Materials and Methods: Data were collected via a cross-sectional survey of U.S. rheumatologists. A 32-item decision-impact survey was designed by HealthiVibe, a division of Corrona, LLC, a research and consulting company. The survey was conducted from May 28 to June 11, 2020 using the online survey platform SurveyGizmo. On average, the survey took 12 min to complete. The survey instrument was cognitively pretested with seven practicing rheumatologists using a think-aloud technique prior to being finalized, to ensure content and construct validity. The complete survey instrument is available electronically as supplemental information to this article (Supplement 1). The study was reviewed by the Sterling Institutional Review Board, and a letter of exemption as non-human subjects research was received. All respondents were asked to review an informed consent statement prior to participating. Respondents were advised that participation was voluntary and that they could withdraw at any time.

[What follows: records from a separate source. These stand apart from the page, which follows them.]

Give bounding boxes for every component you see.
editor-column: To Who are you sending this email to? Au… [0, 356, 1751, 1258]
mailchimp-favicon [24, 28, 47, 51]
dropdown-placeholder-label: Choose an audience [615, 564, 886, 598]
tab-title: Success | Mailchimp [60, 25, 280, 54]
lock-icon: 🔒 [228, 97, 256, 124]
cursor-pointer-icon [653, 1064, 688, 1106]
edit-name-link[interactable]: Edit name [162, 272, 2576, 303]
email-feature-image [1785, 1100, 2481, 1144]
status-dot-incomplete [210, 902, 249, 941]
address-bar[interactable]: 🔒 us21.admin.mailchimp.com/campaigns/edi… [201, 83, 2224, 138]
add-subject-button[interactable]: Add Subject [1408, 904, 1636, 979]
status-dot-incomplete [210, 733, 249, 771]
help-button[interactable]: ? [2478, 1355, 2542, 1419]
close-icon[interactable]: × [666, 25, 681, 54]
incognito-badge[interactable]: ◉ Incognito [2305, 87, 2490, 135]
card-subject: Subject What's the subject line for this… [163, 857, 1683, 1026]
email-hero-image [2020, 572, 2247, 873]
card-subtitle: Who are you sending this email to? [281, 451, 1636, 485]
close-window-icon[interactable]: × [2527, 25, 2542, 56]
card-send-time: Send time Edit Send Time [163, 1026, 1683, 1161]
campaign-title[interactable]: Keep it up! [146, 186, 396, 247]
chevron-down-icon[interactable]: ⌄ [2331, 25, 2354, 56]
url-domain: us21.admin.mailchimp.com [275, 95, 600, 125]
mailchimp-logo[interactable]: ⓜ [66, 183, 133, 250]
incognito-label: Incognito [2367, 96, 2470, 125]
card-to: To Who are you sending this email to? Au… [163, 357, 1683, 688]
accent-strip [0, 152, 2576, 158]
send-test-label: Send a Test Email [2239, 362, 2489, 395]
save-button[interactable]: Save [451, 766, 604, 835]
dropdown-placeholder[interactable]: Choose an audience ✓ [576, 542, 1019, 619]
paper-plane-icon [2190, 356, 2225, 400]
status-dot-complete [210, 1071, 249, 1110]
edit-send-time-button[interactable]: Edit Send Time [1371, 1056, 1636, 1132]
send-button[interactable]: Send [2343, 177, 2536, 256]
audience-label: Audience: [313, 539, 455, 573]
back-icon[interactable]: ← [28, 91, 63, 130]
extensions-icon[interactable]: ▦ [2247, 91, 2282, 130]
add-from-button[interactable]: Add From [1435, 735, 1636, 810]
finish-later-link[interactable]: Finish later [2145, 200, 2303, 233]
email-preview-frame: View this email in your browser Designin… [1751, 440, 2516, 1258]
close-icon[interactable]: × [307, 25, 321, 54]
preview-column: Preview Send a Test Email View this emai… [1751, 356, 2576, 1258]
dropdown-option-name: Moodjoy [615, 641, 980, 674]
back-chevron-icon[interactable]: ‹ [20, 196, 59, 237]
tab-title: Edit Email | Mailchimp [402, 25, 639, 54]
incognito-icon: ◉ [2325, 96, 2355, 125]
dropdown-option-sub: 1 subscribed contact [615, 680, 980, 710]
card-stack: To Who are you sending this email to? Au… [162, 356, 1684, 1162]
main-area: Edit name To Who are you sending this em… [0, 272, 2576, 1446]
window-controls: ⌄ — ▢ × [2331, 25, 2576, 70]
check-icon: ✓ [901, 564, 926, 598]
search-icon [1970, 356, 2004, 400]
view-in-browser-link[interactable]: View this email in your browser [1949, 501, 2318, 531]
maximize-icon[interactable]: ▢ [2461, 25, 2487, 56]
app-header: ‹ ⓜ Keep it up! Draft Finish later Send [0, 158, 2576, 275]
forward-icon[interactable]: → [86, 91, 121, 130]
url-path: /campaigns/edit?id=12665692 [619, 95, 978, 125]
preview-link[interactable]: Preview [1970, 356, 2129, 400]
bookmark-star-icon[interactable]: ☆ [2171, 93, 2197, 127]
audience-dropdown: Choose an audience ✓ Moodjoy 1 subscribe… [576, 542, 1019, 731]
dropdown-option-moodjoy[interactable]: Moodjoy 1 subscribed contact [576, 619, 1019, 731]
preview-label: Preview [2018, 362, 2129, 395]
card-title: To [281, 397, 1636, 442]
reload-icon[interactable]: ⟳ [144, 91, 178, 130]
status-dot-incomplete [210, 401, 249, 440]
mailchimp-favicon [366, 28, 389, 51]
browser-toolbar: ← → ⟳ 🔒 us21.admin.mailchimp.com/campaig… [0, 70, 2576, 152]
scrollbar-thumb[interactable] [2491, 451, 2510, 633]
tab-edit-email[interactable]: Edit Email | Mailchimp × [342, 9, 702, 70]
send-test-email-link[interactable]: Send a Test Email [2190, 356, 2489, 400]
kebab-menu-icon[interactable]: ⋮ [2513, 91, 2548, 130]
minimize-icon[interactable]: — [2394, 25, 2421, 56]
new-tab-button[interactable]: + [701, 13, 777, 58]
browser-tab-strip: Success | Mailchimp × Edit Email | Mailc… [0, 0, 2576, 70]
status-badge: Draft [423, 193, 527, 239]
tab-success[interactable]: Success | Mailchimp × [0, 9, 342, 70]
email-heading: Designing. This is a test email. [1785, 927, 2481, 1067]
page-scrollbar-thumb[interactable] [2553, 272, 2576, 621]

Results: Participants were informed about the predictive characteristics of the test and asked to indicate prescribing decisions based on four result scenarios. Overall, rheumatologists had a favorable view of the test: 80.2% agreed that it would improve medical decision-making, 92.3% said it would increase their confidence when making prescribing decisions, and 81.5% said it would be useful when considering TNFi therapies. Rheumatologists would be more likely to prescribe a TNFi therapy when the test reported that no signal of non-response was detected (79.8%) and less likely to prescribe a TNFi therapy when a signal of non-response was detected (11.3%–25.4%). Rheumatologists (84.7%) agreed that payers should provide coverage for such a test. This study shows that rheumatologists support the clinical need for a test to predict inadequate response to TNFi therapies. Test results were perceived to lead to changes in prescribing behaviors as results instill confidence in the ordering rheumatologist.
Conclusion: This study showed the need for predictive response tests in rheumatology and suggests that a test that predicts inadequate response to TNFi therapies has perceived clinical utility while providing meaningful new information for patient stratification in RA. Professional societies have long identified the need to tailor therapy approaches to individual patients [16] and to adopt a personalized, precision medicine approach in rheumatology. Pioneer specialties in precision medicine—oncology and hematology—have improved patient outcomes by adjusting therapy choice based on patient and tumor characteristics. The introduction of precision medicine would be welcomed by the rheumatology community, test results would lead to treatment changes, and patient care would improve by avoiding a medication class that would not result in meaningful change for those patients predicted to be inadequate responders.